Uma declaração norte-coreana sugeriu o significado por trás das fotos um dia após seu lançamento. Em uma história publicada no Rodong Sinmun, um meio de comunicação estatal, uma mulher norte-coreana não identificada descreveu como assistiu ao evento na televisão com seus filhos. Ela foi citada elogiando seu sucesso, dizendo que, graças às armas do país, seus filhos “nunca conheceriam a guerra e viveriam sob um céu azul claro”.

Independentemente da motivação, a aparência de sua filha quebrou as normas. Kim é a terceira geração de sua família a liderar a Coreia do Norte, e os filhos dos líderes Kim historicamente não fizeram tais aparições até depois de serem designados como sucessores, observou Rachel Minyoung-lee, especialista em propaganda da mídia norte-coreana.

Não é a primeira vez que Kim se desvia das convenções estabelecidas por seu pai e avô. Ele tem, por exemplo, sido mais aberto sobre a crise alimentar de seu país e outros problemas do que seus predecessores.

Kim Jong-un e Kim Ju-ae caminham juntos por instalação militar. Foto: KCNA

E ao contrário de seu pai, que não revelou a identidade de sua esposa e só apareceu em público com sua irmã quando era mais velho, Ri apareceu na mídia estatal seis meses depois que Kim ascendeu ao poder, e sua irmã, uma importante assessora, aparece regularmente em público.

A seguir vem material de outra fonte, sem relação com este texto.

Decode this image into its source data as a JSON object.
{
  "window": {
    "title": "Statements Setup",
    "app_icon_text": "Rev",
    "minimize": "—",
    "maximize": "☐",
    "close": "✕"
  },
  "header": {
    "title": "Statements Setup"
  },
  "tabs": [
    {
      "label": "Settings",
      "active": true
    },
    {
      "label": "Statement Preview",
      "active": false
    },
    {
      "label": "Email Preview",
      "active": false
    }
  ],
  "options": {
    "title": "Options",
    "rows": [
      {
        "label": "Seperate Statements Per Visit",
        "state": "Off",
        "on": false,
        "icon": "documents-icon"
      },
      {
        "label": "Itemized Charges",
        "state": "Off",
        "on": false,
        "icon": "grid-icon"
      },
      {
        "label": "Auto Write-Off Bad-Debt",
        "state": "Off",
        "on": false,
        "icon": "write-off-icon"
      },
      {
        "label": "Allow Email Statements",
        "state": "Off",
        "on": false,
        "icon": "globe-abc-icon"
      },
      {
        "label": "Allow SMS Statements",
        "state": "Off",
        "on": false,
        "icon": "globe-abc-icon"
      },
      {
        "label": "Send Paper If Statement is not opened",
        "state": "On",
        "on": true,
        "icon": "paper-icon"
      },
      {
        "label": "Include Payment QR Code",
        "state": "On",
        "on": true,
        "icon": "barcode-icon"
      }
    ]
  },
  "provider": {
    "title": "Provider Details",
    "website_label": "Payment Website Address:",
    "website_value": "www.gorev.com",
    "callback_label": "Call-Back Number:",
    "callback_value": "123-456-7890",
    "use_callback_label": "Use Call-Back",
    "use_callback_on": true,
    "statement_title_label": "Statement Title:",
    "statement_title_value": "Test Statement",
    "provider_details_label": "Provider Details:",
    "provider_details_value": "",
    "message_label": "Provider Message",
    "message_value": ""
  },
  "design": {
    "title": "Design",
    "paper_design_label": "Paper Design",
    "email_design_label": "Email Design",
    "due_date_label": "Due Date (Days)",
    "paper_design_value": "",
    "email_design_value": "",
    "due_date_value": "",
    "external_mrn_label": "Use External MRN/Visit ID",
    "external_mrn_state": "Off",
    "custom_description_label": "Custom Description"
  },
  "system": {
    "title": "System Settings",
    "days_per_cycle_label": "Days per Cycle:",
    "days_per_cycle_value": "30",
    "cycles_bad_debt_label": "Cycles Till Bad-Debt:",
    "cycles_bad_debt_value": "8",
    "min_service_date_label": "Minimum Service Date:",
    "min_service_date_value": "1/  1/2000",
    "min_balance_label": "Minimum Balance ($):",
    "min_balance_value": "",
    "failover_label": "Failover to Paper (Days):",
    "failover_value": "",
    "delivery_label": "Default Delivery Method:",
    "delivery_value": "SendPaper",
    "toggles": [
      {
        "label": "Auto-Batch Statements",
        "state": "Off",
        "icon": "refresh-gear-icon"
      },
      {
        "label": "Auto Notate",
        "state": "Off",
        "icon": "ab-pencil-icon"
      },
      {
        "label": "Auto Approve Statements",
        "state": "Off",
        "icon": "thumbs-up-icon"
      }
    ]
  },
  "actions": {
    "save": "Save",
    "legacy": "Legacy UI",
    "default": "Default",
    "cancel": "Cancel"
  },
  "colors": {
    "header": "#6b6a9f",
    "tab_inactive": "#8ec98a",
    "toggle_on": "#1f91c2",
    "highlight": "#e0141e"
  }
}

“O movimento sem precedentes de revelar o filho do líder em exercício ao público deve ser entendido no contexto mais amplo da evolução da estratégia de propaganda da Coreia do Norte sob Kim Jong-un”, disse Lee. “Na última década, a Coreia do Norte fez esforços para tornar a propaganda mais persuasiva e identificável, e isso às vezes incluiu maior transparência” e destacando um lado mais humano de Kim.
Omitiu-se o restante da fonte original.